Bionique



Victor, parfait nerd, gentil et timide, vient de flasher sur la nouvelle élève. Patricia Partzlaus, belle blonde au regard de braise, est la fille du richissime Glenn Partzlaus, le PDG de Venn, entreprise qui fabrique des prothèses mécaniques. Quand il ne répare pas de vieilles bécanes, des Nintendo et des Atari, Victor tente de timides approches auprès de Patricia, avant de sympathiser grâce à un chien biomécanique. Mais tout bascule le jour où Patricia est victime d’un accident de la route… Et revient transformée, mi-femme mi-robot. Le charme s’est-il envolé ?
Depuis le très beau Abaddon, Koren Shadmi (Le Voyageur, Love Addict, Coupes à cœur…) déçoit rarement. Mieux, il sait nous happer par ses mystères, sa maîtrise du storytelling et son art de brouiller les pistes. C’est encore le cas dans Bionique, histoire d’amour (impossible) du futur qui, fort heureusement, évite tous les bons sentiments du genre pour lui préférer l’exploration de l’incommunicabilité dans un contexte original. Dans une ville américaine où cohabitent middle-class précarisée et tycoon de l’industrie, un geek, solitaire et incompris, s’embrouille donc avec ses parents et, comme dans un film de Judd Apatow, creuse un puits sans fond en tombant amoureux de la fille la plus inaccessible, car riche et splendide. Lui, coincé, pas très beau mais génie de l’informatique, s’éprend de la seule fille qu’il ne pourra jamais avoir. Et si l’amour rend aveugle, c’est qu’il altère votre perception. Victor, ensorcelé par le charme vénéneux d’un ange de métal, l’apprendra à ses dépens. Car, incapable de comprendre pourquoi tout foire sans cesse, il persiste tout en cultivant un art sublime de l’échec. Malgré les gifles, les avertissements, les douleurs, les virées suicidaires et les cuites sans fin. Son fantasme, pourtant à portée de main, lui échappera. Inlassablement.

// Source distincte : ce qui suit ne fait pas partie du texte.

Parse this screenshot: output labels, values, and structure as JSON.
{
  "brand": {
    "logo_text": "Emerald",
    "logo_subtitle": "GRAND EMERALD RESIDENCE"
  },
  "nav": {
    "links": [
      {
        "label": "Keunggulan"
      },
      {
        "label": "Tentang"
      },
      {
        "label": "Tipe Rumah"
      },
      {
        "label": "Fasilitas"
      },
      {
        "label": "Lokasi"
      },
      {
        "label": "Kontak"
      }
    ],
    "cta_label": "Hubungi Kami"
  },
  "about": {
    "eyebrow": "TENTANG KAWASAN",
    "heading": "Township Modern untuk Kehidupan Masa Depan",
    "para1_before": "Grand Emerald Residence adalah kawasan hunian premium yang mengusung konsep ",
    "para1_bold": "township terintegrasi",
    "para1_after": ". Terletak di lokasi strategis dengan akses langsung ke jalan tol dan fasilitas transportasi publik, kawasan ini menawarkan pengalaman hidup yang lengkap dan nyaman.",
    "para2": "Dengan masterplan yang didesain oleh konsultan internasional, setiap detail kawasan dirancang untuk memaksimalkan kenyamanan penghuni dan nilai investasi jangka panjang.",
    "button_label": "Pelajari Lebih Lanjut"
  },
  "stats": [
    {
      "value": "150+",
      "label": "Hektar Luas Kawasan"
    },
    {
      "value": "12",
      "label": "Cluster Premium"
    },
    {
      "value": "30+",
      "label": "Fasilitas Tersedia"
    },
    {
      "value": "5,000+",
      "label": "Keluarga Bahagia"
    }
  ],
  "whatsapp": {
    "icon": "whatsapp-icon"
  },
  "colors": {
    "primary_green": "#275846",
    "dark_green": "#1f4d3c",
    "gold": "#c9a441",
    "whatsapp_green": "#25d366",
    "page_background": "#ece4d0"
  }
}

À coups de non-dits, de mensonges, Koren Shadmi bâtit une chronique sociale très fine, forte de son étrangeté pétrie dans l’incertitude. Patricia devient folle et personne ne comprend. Ni Victor, ni le lecteur. Ou joue-t-elle simplement la comédie ? Qu’importe, Victor apprendra que la bienveillance et la gentillesse n’attirent pas. Avec des personnages parfaitement typés, drôles ou insaisissables, son ambiance inquiétante, son futur rassurant ou effrayant, ses répliques tordantes et sa critique discrète du capitalisme qui anesthésie tout sentiment, Koren Shadmi nourrit une poésie du désenchantement de toute beauté, miroir contrasté des instincts les plus bas et d’un rare sens du sacrifice. Magnifiée par un trait sûr, expressif et de jolies couleurs. Une belle et cruelle histoire de sentiments.